CURIOSIDADES DE ANA Y SU LIBRO
1 El diario era en realidad un libro de autógrafos
La niña decidió que sería mejor utilizarlo como diario, y cuando se terminó el espacio, utilizó dos cuadernos. Cuando finalmente decidió que sus diarios debían ser publicados, los pasó a 360 hojas finas, quitando y agregando contenido.
2 Estaba dirigido a alguien llamado Kitty
A diferencia de la mayoría de los diarios, este estaba escrito en forma de cartas para alguien llamado Kitty. Al día de hoy todavía no se ha descubierto quien era Kitty. Algunos dicen que era su amiga Käthe "Kitty" Egyedi y otros que lo tomó prestado de su libro preferido, Joop ter Heul. Algunas de las primeras cartas están dirigidas también a otros personajes: Conny, Marianne, Emmy y Pop. Egyedi sobrevivió en los campos de concentración, y más tarde declaró que no le parecía que las cartas estuvieran destinadas a ella.
3 Ana y su familia fueron encontrados por la traición de alguien cercano
El 4 de agosto de 1944, Karl Silberbauer y sus oficiales llegaron para arrestar a los Frank. Llegaron allí por la información de alguien que sabía dónde se escondían, probablemente alguien cercano, pero hasta el día de hoy es un misterio quien fue.

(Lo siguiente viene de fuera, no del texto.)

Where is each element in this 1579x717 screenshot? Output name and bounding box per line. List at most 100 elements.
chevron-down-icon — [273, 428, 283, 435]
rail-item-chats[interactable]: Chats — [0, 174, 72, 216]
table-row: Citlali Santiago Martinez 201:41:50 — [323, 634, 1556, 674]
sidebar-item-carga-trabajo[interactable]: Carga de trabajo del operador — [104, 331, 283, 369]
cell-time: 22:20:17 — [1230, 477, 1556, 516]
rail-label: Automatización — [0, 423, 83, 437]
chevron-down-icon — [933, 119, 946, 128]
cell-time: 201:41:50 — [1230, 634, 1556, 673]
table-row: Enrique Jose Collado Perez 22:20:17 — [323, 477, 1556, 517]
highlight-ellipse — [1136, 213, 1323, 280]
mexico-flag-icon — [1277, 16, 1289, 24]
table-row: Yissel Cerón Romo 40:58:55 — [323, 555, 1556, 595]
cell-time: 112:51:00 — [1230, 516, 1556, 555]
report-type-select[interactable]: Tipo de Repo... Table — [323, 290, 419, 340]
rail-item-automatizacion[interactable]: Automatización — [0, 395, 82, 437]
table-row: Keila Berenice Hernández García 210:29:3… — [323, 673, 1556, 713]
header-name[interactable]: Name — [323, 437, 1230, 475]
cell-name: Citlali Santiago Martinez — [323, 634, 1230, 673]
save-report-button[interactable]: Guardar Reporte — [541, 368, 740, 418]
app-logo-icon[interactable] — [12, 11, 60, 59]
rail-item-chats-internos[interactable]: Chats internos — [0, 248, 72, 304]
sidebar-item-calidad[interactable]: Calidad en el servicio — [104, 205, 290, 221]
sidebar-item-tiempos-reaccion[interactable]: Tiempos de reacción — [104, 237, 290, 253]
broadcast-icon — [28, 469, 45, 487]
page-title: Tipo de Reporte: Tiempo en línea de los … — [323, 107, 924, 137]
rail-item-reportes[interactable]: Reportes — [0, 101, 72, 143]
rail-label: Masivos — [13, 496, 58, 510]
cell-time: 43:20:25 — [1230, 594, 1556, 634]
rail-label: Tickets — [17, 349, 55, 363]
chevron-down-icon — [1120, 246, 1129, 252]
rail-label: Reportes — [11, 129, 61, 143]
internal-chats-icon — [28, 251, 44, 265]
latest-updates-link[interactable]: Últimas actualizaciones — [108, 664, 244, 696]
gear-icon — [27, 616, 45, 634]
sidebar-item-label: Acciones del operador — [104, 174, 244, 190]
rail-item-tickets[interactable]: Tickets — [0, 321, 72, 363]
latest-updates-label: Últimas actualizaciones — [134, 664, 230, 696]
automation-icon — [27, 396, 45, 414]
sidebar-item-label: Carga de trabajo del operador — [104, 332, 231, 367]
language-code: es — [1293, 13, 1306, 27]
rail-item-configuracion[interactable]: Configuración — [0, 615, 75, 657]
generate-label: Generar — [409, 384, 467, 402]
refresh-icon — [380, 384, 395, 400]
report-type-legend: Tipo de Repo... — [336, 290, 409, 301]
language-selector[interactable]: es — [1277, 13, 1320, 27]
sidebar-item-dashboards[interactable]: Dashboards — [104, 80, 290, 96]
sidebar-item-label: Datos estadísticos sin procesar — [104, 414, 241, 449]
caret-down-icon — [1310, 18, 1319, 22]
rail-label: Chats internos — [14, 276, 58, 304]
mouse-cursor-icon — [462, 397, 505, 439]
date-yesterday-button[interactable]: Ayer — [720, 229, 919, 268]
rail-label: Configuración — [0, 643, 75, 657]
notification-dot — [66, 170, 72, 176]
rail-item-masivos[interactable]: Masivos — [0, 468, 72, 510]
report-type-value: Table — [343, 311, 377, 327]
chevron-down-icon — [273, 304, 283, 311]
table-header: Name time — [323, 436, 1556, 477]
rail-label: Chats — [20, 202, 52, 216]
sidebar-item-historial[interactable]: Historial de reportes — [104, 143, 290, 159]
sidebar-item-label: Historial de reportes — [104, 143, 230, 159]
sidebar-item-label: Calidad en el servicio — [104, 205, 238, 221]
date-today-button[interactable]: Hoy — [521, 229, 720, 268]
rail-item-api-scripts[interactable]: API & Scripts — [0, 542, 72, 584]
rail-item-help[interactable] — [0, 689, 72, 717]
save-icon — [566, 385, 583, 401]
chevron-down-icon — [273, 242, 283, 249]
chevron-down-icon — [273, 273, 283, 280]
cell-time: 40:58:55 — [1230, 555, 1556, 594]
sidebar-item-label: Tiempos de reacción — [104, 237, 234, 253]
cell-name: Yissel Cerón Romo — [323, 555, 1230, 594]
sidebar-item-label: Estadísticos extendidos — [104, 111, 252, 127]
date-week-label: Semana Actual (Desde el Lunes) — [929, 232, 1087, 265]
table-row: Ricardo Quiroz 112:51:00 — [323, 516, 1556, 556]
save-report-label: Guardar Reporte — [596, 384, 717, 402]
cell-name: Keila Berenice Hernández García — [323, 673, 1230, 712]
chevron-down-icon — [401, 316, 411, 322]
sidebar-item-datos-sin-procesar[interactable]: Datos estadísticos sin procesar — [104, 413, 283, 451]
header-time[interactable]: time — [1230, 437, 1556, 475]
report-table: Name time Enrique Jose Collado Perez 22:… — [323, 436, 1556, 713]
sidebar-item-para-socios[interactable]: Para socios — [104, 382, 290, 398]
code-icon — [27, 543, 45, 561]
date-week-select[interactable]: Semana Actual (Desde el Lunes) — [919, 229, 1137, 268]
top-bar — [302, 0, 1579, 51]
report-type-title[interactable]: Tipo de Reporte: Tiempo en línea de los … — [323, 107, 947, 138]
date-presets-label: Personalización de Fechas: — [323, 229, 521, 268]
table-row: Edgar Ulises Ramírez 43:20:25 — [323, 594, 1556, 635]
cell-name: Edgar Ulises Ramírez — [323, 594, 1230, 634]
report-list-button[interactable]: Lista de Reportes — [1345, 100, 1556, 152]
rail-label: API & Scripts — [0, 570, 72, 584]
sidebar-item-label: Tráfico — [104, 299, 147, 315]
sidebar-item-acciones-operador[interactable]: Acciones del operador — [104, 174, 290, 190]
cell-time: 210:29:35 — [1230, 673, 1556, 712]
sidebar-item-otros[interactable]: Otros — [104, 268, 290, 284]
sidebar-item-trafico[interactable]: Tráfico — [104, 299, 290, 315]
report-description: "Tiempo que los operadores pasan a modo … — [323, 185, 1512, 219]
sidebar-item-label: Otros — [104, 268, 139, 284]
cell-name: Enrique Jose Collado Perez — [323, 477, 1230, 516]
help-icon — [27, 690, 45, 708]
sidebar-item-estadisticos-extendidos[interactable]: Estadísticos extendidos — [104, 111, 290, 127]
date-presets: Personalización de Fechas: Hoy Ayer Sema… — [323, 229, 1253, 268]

4 Ana no murió en la cámara de gas, a diferencia de otros miles de judíos
Para cuando Ana murió, su madre ya había muerto de hambre y su hermana de tifus. Sobre su padre no habían tenido noticia, pero creían que estaba muerto. La causa de su propia muerte fue el tifus en 1945 y algunas semanas después de ese hecho, los británicos liberaron el campo de concentración Bergen Belsen, donde se encontraba.
5 De las personas escondidas en el anexo, solo sobrevivió una
En el anexo secreto se escondían Ana, su hermana, sus dos padres, los 3 integrantes de la familia Van Pels y Fritz Pfeffer. De todos ellos solo Otto Frank, el padre de Ana, sobrevivió.
6 Fue Otto quien publicó los diarios
Llegaron a sus manos a través de Miep Gies, una alemana que escondía a los Frank. Cuando los soldados se llevaron a la familia, ella guardó los papeles con la intención de devolverlos a Ana. Solo pudo dárselos a Otto ,quien los publicó sabiendo que el sueño de Ana era ser escritora.
7 Miep hubiera destruido los diarios
La mujer nunca leyó los escritos mientras estuvieron en sus manos, pero dijo que si hubiera sabido su contenido los habría destruido porque tenían demasiada información como para incriminar a algunas personas, incluida ella misma por ocultarlos.
8 Sin embargo Ana usó seudónimos
Cuando Ana se dio cuenta de que era una situación complicada y decidió publicar sus diarios, eligió seudónimos para todos los que aparecían en ellos. Luego, Otto Frank prefirió cambiar el nombre de su familia y publicar el real, aunque mantuvo el resto. A Pfeffer, Ana lo llamó Dussel y a los Van Pels, Van Daan, mientras que a su propia familia le dio el apellido Robin.
9 El diario fue controversial
Algunos pasajes del diario hablan sobre la sexualidad de la propia Ana y algunas preguntas que cruzaban su mente. Por supuesto que se trataba de una adolescente atravesando un momento donde todo el mundo se hace esas preguntas. Lamentablemente, para algunos es algo inmoral.
10 Ana sufría de depresión
En setiembre de 1943 Ana comenzó a sentirse deprimida, a pesar de haber sido antes una persona vivaz y sonriente. El encierro le hizo mal, deseaba tanto tener una vida normal que debió tomar valeriana periódicamente para calmar la ansiedad. Su familia se dio cuenta y también comenzaron a tratarla con medicamentos caseros.